As the name shows, it grows inside houseleeks leaves. In the genus Endophyllum there are about 15 parasitic species, everyone with its specific host. It belongs to the family Pucciniaceae (Basidiomycetes), where we find more common rusts (e.g. wheat rust or corn smut.) E. sempervivi is specialised only in houseleeks.
Unidentified rust on houseleek, similar to Endophyllum but with black spores. Bohinj, September.
After infection, visual damage is not immediately seen. Infected leaves then start growing to enormous sizes, up to 4 times the normal. The phenomenon can be explained as a changed concentration of growing enzymes (auxins). Infected and prolonged leaves live long enough to supply the fungus with food. The rust doesn't destroy its host. At the end of its growing cycle, yellow-brown spores are observable on both sides of houseleek's leaves.
Gigantic form of houseleek. Bohinj, July.
A Blazing Forma - Another Unexplained Phenomenon
Here and there, in nature or in the culture, some rosettes are seen that are extremely asymmetrical. The leaves on the North side of the plant are much longer and erect. The plant seems to be turning to the sun. The phenomenon does not last, however, and extended consequences are not observed.

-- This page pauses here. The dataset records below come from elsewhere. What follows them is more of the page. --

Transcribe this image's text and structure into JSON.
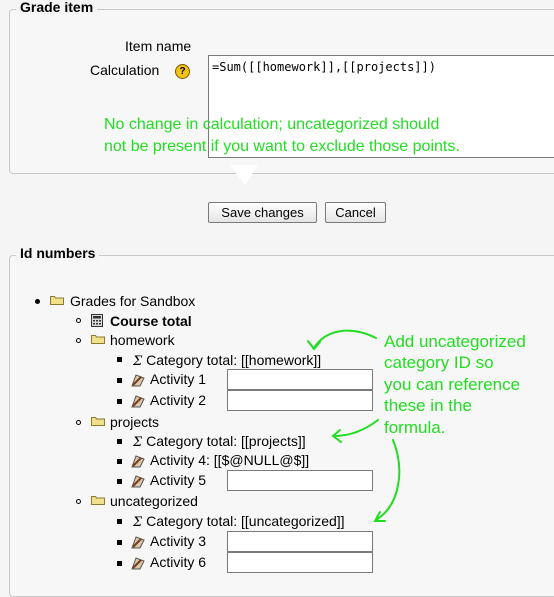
{
  "grade_item": {
    "legend": "Grade item",
    "item_name_label": "Item name",
    "calculation_label": "Calculation",
    "calculation_value": "=Sum([[homework]],[[projects]])",
    "help_glyph": "?"
  },
  "annotation_top": {
    "line1": "No change in calculation; uncategorized should",
    "line2": "not be present if you want to exclude those points."
  },
  "buttons": {
    "save": "Save changes",
    "cancel": "Cancel"
  },
  "id_numbers": {
    "legend": "Id numbers",
    "root": "Grades for Sandbox",
    "course_total": "Course total",
    "categories": [
      {
        "name": "homework",
        "total_label": "Category total: [[homework]]",
        "activities": [
          {
            "name": "Activity 1",
            "value": ""
          },
          {
            "name": "Activity 2",
            "value": ""
          }
        ]
      },
      {
        "name": "projects",
        "total_label": "Category total: [[projects]]",
        "activities": [
          {
            "name": "Activity 4: [[$@NULL@$]]",
            "value": null
          },
          {
            "name": "Activity 5",
            "value": ""
          }
        ]
      },
      {
        "name": "uncategorized",
        "total_label": "Category total: [[uncategorized]]",
        "activities": [
          {
            "name": "Activity 3",
            "value": ""
          },
          {
            "name": "Activity 6",
            "value": ""
          }
        ]
      }
    ]
  },
  "annotation_right": {
    "lines": [
      "Add uncategorized",
      "category ID so",
      "you can reference",
      "these in the",
      "formula."
    ]
  },
  "colors": {
    "annotation": "#22dd22",
    "folder": "#f0e08a",
    "help": "#f3c21b"
  },
  "icons": {
    "help": "help-icon",
    "folder": "folder-icon",
    "calculator": "calculator-icon",
    "sigma": "sigma-icon",
    "activity": "activity-icon"
  }
}
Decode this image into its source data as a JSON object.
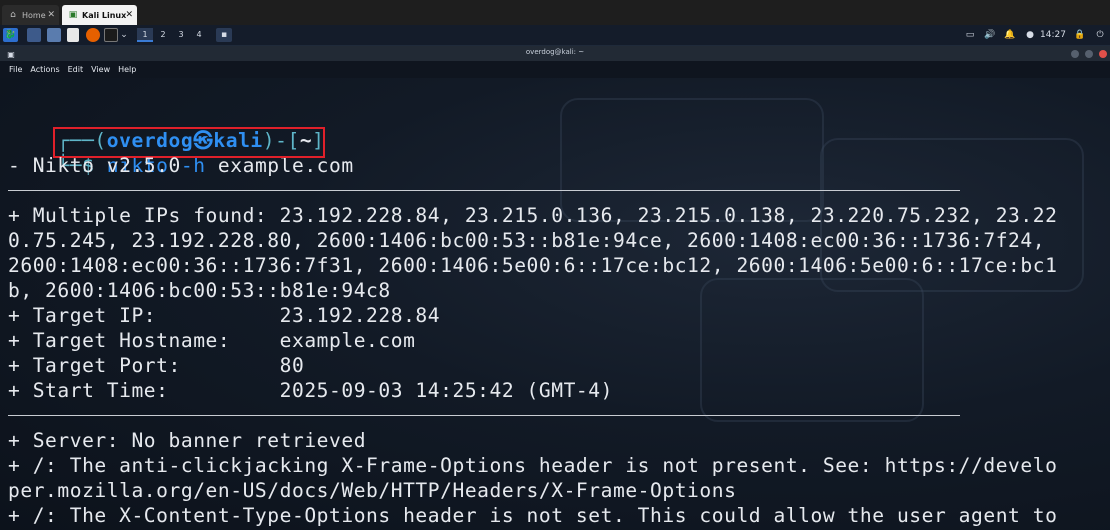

A blazing forma. Smokus"ki vrh, July.
For the Next Millennium
We are lucky to live in a country where habitat borders of houseleeks are concentrated. In Slovenia there is a SE border for S. tectorum, South border for S. wulfenii and J. globifera. Populations of species on their borders are always different from the majority, so some new forms could be found. We might recognise some other species in that territory which was neglected, (e.g. S. marmoreum forma dinaricum, S. montanum subsp. montanum, S. montanum subsp. stiriacum.) Even if no new forms are found or recognised, new field studies about houseleeks will increase the knowledge of this interesting genus. Precise distribution of these plants in our country is insufficient at this time. The plant's use might have a great future in food production too. It could be a natural food additive to prevent spoiling. There are many substances still to be discovered for medicinal use, and houseleeks definitely have effective contributions to make in that area.